Ensuite, l’intensité de l’état anxieux/dépressif peut être déterminé grâce au test HDA (hospital anxiety depression scale). Si le score est supérieur à 8, il peut être intéressant de compléter l’évaluation avec d’autres tests (questionnaire de Beck en 13 items ou mini-interview structurée, tests d’identification des tempéraments affectifs d’Akiskal et Hantouche, test d’Angst). Le but étant de préciser davantage les troubles anxieux associés au tabagisme, ainsi que de discerner des troubles bipolaires.
Une fois les troubles anxieux, dépressifs ou bipolaires mis en lumière, plusieurs traitements sont possibles:
- troubles anxieux: plusieurs études ont montré que les thérapies cognitivo-comportementales (TCC) étaient efficaces dans la prise en charge de troubles anxieux tels que la phobie sociale, les attaques de panique, les troubles anxieux généralisés ou encore l’agoraphobie;
- dépression: outre la thérapie cognitivo-comportementale, il peut s’avérer nécessaire d’avoir recours à un traitement médicamenteux à base d’inhibiteurs de la recapture de la sérotonine dans les cas de dépression majeure;
- troubles bipolaires: dans les cas où des troubles bipolaires sont identifiés chez le patient, un traitement spécifique.

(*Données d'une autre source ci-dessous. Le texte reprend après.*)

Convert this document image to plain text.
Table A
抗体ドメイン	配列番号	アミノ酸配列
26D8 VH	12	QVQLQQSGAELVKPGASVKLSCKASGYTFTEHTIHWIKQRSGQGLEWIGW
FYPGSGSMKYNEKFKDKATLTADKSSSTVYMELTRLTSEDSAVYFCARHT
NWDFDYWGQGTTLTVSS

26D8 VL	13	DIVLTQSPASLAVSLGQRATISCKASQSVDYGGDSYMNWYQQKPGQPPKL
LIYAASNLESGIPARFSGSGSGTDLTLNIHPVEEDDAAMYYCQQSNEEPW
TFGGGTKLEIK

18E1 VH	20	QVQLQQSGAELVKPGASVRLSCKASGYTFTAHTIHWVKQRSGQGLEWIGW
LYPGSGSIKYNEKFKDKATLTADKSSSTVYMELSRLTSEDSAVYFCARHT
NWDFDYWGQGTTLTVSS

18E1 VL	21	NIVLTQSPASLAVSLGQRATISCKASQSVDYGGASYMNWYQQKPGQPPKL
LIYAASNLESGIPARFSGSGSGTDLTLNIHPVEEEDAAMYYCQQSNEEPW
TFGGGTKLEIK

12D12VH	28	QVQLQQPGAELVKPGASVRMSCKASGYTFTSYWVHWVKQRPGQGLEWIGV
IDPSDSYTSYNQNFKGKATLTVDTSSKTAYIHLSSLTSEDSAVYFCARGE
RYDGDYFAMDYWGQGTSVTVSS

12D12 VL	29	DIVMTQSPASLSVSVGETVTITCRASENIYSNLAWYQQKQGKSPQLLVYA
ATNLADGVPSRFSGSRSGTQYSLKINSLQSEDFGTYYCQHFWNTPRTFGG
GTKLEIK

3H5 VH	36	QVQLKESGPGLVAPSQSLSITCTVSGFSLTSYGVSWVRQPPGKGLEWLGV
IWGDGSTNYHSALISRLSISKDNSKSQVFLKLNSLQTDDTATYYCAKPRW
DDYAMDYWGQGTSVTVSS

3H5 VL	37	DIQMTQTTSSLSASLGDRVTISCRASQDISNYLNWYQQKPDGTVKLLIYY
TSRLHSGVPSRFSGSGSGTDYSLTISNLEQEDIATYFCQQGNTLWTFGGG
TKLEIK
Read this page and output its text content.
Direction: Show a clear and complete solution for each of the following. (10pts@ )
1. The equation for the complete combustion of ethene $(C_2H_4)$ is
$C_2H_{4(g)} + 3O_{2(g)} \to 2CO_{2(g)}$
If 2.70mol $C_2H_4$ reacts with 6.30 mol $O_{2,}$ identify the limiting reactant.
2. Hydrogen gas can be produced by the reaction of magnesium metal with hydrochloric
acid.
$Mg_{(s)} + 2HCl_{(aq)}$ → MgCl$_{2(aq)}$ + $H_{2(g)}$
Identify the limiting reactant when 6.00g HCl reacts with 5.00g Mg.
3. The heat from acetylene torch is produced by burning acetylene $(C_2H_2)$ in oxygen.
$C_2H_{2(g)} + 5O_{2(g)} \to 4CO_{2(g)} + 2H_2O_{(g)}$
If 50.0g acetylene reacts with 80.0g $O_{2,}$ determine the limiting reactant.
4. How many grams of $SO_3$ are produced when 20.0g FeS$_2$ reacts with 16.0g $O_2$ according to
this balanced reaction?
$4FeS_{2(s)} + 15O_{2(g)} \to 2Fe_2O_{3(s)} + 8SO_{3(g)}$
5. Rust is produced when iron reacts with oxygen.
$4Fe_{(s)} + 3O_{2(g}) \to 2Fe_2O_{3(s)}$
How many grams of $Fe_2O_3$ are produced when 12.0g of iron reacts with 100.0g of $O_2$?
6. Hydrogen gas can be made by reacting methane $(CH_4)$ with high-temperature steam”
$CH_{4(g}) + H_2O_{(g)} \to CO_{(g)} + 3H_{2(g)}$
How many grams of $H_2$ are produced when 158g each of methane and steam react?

Il convient de suivre le patient et de surveiller son niveau d’anxiété/dépression tout au long du sevrage tabagique, a fortiori chez les patients ayant souffert de tels troubles par le passé et chez qui le risque de rechute est bien présent. Il faut savoir que les troubles anxieux sont parfois améliorés par le sevrage lui-même. En cas d’épisode de dépression, le sevrage tabagique ne devra être envisagé que lorsque l’état du patient sera stabilisé.